There are many dimensions to the conversation you need to have with your parents about money matters. Here are some of the essentials. If it takes more than one meeting, let it be, but at least get started.
1. Legal: have they done estate planning? Who is their attorney? What legal documents do they have in their possession? Is there a will, trust, durable power of attorney for finances and healthcare directive? May you speak with the attorney?
2. Healthcare: what medical insurance do they have besides Medicare? What is covered? Is there long term care insurance? Do they have assets set aside to pay for care at home should they need it one day? What amount is available? May you have permission to speak with doctors?
3. Income and expenses: What income do they have and what are their debts and expenses each month? Where are the records for these? Do they have a financial planner?
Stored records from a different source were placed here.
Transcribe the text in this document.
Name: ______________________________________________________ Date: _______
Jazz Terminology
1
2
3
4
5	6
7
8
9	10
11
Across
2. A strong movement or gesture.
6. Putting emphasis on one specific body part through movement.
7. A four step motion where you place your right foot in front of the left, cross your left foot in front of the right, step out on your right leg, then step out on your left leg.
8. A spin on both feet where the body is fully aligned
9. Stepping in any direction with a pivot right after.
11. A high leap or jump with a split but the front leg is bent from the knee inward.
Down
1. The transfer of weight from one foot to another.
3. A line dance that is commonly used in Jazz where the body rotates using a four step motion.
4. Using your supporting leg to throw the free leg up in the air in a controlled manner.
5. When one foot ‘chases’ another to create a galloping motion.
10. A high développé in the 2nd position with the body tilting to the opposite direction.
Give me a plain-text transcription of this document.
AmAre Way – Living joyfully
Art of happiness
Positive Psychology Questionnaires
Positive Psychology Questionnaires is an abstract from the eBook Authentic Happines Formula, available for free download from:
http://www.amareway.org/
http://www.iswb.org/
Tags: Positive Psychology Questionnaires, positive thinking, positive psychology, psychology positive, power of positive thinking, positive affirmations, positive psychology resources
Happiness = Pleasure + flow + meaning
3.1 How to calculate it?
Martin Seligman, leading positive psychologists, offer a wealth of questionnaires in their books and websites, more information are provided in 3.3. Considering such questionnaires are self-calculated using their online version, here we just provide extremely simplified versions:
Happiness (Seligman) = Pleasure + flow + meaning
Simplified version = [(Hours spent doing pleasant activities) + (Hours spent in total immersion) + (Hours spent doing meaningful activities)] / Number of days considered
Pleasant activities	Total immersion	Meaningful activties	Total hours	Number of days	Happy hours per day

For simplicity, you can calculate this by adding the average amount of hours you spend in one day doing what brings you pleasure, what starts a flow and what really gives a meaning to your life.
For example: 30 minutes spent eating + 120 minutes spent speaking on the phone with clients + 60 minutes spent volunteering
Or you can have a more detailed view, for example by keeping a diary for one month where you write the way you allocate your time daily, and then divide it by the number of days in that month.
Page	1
May you have permission to contact that person?
4. Financial records: Where do they keep their tax returns? Who prepares them? Where are their bank accounts, brokerage accounts and other records of assets maintained? Do they bank online? Where do they keep their user names and passwords?
Keeping electronic or paper records to organize of all of this information for yourself will be essential when a health crisis occurs. If your parent loses the ability to remain independent over time, you can gradually take over responsibilities. Some people start with bill paying when a parent begins to make mistakes, such as paying bills twice or forgetting to pay them.
If you have siblings, be transparent in all dealings around your parents’ finances. Keep track in writing of every penny you spend on their behalf. Do not co-mingle their accounts with your own. This can avert suspicion and conflicts down the road.
Above all, get past procrastination and set up the time for your conversations with your own aging loved ones. You’ll be glad you did.